Tomorrow morning, Cassandra Summit kicks off in San Jose. The event highlights the growth in popularity of the Apache Cassandra NoSQL project, as well as the expansion of Valley-darling database company DataStax.

We caught up with DataStax cofounder and CTO Jonathan Ellis to chat about his recent decision to step down from the chairmanship of the Apache Cassandra Project. After five years working so closely with the open-source project and DataStax’s eponymous enterprise offering, we thought a debriefing was in order.

What are you looking forward to seeing and hearing about at Cassandra Summit?
I’m looking forward to an update from our evangelism team on data modeling and what we’ve learned over the past year seeing what the new features of Cassandra 3.0 make possible— in particular materialized views, which we launched late last fall. That really takes a lot of the headache away. You used to have to spend a lot of time manually de-normalizing tables to fit your query patterns, and materialized views automates that at the server level.

I think one of the big themes is that Apache Cassandra 3.0 has been out for about nine months, and so we’re starting to get some experience with that from the field, if you will, and we’re getting feedback on that into the project.

What’s new with DataStax Enterprise?
We had our 5.0 release in June, our multi-model support, and for the first time we added graph support on top of Cassandra, and analytics, and search.

We included Cassandra support for JSON interoperability. You can take a JSON document, and Cassandra will automatically turn it into tables, and rows, and user-defined types that are nested.

Cassandra is loosely based on a tables-and-rows model. But, unlike a classic relational row that just has primitive columns inside it, a Cassandra row can hold collections like maps and lists that contain entries that, themselves, contain other nested entries. You can actually take an arbitrarily nested JSON document and map it into a Cassandra row. That came with DataStax Enterprise 5.0.

Now that you’ve left the project management committee for Apache Cassandra, will you still be contributing to the open source project anymore?
Honestly, the last big feature I wrote for Apache Cassandra was lightweight transactions back in version 2.0. My role has been turning into an executive and managerial one inside DataStax.

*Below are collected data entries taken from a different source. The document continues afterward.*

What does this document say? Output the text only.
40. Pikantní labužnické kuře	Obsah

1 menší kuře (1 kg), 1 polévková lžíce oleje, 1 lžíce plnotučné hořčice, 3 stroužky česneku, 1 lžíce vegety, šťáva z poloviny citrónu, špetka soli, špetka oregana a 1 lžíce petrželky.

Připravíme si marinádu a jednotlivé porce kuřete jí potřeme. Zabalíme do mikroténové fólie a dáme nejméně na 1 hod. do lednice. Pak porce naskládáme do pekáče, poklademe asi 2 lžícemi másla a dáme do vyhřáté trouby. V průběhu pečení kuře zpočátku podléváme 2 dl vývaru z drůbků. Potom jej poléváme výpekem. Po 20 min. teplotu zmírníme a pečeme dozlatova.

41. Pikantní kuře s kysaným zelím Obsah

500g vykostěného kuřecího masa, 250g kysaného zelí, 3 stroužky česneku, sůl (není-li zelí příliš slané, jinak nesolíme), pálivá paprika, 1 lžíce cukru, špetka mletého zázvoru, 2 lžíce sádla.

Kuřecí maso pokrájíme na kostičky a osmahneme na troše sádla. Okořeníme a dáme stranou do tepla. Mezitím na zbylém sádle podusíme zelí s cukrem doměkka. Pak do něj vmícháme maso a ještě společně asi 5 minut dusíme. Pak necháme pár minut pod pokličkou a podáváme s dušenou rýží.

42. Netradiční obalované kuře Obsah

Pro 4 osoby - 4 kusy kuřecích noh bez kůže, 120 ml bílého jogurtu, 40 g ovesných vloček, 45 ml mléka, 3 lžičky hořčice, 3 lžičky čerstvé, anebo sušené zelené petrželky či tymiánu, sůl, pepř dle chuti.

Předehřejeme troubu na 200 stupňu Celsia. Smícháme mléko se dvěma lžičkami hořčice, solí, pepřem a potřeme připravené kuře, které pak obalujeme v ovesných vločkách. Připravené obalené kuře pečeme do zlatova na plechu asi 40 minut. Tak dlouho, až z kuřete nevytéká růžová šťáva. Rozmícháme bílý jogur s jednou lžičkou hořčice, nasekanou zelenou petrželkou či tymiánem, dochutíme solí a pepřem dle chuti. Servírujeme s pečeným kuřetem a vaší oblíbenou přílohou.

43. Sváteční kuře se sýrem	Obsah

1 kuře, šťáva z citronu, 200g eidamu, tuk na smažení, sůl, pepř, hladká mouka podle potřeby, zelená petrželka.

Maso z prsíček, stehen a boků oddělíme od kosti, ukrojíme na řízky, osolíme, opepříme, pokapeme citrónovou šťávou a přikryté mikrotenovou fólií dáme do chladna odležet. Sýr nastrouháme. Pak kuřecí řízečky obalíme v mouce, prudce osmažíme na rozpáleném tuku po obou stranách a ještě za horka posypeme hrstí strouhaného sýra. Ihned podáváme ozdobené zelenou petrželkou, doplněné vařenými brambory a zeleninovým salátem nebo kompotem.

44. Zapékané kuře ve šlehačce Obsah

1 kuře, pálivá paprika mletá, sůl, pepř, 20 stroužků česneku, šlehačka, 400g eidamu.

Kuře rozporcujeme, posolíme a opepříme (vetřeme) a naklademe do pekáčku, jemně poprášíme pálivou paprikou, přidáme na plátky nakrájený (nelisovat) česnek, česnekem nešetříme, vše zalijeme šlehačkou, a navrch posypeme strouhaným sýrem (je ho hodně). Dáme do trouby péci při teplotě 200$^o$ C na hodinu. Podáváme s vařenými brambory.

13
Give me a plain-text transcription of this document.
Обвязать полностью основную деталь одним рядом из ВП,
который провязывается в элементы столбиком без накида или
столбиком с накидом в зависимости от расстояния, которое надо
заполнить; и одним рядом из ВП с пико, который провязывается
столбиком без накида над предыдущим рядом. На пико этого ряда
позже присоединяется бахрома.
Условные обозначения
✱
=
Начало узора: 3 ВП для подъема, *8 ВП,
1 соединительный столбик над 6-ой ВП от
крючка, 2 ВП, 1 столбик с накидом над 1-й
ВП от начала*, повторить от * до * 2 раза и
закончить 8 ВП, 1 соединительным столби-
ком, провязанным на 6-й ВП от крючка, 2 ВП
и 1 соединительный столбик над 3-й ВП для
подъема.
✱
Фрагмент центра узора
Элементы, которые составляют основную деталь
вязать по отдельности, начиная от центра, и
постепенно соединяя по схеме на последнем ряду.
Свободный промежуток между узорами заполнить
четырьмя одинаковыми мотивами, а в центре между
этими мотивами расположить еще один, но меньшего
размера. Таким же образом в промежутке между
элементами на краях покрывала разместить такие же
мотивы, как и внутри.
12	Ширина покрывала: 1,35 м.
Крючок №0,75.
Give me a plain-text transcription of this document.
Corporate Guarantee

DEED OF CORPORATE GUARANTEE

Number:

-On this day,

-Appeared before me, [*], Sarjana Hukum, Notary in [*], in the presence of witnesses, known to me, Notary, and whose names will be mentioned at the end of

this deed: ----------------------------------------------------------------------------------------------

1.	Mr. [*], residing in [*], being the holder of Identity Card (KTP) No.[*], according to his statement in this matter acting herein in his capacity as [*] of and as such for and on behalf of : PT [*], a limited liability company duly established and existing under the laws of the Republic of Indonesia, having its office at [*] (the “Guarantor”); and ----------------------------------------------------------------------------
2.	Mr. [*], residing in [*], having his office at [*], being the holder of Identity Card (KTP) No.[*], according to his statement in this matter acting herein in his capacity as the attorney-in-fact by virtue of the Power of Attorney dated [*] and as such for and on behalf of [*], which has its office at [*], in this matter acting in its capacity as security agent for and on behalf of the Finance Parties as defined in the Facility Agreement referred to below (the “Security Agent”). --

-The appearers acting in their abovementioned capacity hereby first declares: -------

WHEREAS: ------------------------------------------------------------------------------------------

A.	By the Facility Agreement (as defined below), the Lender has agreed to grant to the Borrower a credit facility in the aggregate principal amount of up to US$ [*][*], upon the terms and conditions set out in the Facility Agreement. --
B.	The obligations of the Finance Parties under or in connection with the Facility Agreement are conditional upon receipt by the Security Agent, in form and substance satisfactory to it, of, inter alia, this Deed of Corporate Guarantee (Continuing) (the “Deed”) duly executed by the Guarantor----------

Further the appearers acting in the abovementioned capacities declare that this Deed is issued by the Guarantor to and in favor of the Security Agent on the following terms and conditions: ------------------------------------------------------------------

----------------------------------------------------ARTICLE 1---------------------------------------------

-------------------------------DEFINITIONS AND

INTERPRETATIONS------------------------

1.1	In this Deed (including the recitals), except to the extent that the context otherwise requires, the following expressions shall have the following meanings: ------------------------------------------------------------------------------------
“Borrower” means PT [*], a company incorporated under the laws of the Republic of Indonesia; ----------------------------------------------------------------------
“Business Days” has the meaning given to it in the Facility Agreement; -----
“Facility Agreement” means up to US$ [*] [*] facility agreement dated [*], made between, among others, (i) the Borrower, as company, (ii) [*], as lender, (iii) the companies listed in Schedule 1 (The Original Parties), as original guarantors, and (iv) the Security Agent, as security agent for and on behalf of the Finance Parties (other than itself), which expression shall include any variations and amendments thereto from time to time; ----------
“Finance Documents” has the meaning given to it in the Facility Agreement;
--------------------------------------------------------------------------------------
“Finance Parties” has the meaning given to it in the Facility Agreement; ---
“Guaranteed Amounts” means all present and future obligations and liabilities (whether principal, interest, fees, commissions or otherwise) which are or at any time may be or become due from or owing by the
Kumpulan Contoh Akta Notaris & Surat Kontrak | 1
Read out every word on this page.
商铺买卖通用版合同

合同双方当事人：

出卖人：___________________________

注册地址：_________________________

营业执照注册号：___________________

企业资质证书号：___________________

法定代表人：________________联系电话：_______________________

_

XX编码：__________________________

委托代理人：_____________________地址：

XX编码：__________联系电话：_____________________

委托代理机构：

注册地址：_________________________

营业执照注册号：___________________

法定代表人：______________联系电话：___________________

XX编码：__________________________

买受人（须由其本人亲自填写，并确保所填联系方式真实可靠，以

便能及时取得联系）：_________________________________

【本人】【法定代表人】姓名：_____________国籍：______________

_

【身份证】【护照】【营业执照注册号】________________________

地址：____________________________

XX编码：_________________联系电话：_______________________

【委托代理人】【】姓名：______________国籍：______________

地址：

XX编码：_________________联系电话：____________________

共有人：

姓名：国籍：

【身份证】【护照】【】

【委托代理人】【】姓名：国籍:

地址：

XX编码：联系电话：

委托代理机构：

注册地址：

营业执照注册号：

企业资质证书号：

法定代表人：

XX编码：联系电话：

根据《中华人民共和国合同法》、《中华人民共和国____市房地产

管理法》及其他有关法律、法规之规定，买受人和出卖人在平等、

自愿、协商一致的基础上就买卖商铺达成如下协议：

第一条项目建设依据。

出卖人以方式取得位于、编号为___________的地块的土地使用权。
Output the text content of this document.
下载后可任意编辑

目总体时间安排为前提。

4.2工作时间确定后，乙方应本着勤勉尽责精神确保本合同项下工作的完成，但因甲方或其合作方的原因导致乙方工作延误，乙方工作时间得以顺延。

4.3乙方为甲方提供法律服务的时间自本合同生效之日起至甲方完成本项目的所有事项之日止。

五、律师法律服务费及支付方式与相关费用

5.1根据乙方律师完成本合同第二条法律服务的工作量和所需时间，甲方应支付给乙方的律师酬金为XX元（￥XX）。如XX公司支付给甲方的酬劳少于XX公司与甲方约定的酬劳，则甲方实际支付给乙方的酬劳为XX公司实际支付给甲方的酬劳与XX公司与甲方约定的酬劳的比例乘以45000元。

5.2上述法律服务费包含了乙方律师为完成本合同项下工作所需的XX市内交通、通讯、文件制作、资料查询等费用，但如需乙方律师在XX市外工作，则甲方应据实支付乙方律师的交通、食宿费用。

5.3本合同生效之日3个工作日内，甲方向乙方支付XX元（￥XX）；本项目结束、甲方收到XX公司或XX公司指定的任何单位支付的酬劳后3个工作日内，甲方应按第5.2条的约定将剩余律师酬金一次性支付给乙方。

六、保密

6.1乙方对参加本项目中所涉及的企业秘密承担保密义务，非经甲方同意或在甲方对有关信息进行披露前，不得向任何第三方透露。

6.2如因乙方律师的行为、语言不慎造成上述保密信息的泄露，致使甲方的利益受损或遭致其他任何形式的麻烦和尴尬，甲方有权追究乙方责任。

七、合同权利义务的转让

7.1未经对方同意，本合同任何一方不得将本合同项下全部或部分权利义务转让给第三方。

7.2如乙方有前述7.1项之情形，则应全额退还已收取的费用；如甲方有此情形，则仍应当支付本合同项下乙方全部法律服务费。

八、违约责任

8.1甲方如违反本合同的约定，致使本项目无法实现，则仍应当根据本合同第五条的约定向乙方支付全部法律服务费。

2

In terms of my involvement with Apache Cassandra, I’m still involved at an architectural level and am consulting on things like how’s the best way to build this at a high level, what’s the API going to look like, and how’s it going to work under the hood. I’ll still be involved at that level as a member of the community. But I’m going to be giving that administrative role of project chair to someone else and funnel that extra time into DataStax.

What would you like to see from Cassandra over the next two or three years?
I’ve always said I have a pretty foggy crystal ball. I have a pretty good idea of what I’d like to see in the next six months. In the next three years… a lot can change in that timeframe.

Right now, Cassandra is very well suited for individual applications. But it’s starting to move into enterprises where those companies would like to centralize their Cassandra management functions. Rather than have eight different Cassandra clusters for eight different Cassandra applications—and sometimes that’s the best choice if these applications have different enough specifications that you need to tune each one separately—but often these enterprises would like to manage a single Cassandra cluster and provide that as a resource. So I wonder if multi-tenancy might be the next horizon for Cassandra to tackle.

We chatted when you started Riptano (which changed its name to DataStax in 2010). In all that time since then, what is your favorite memory from building out Cassandra?
I think my favorite thing has been watching Cassandra grow from an engineering effort that implemented ideas that came from other places. At the beginning, it was an amalgam of Google’s Bigtable and Amazon’s Dynamo—these research papers that those companies had put out, growing from that and doing innovative technologies that were the first in the industry. Some of the ones that come to mind are lightweight transactions. We did the work on time-series, workload-specific compaction optimizations. Those are things people could write research papers and doctoral-level papers about. We’ve gone from imitators to innovators.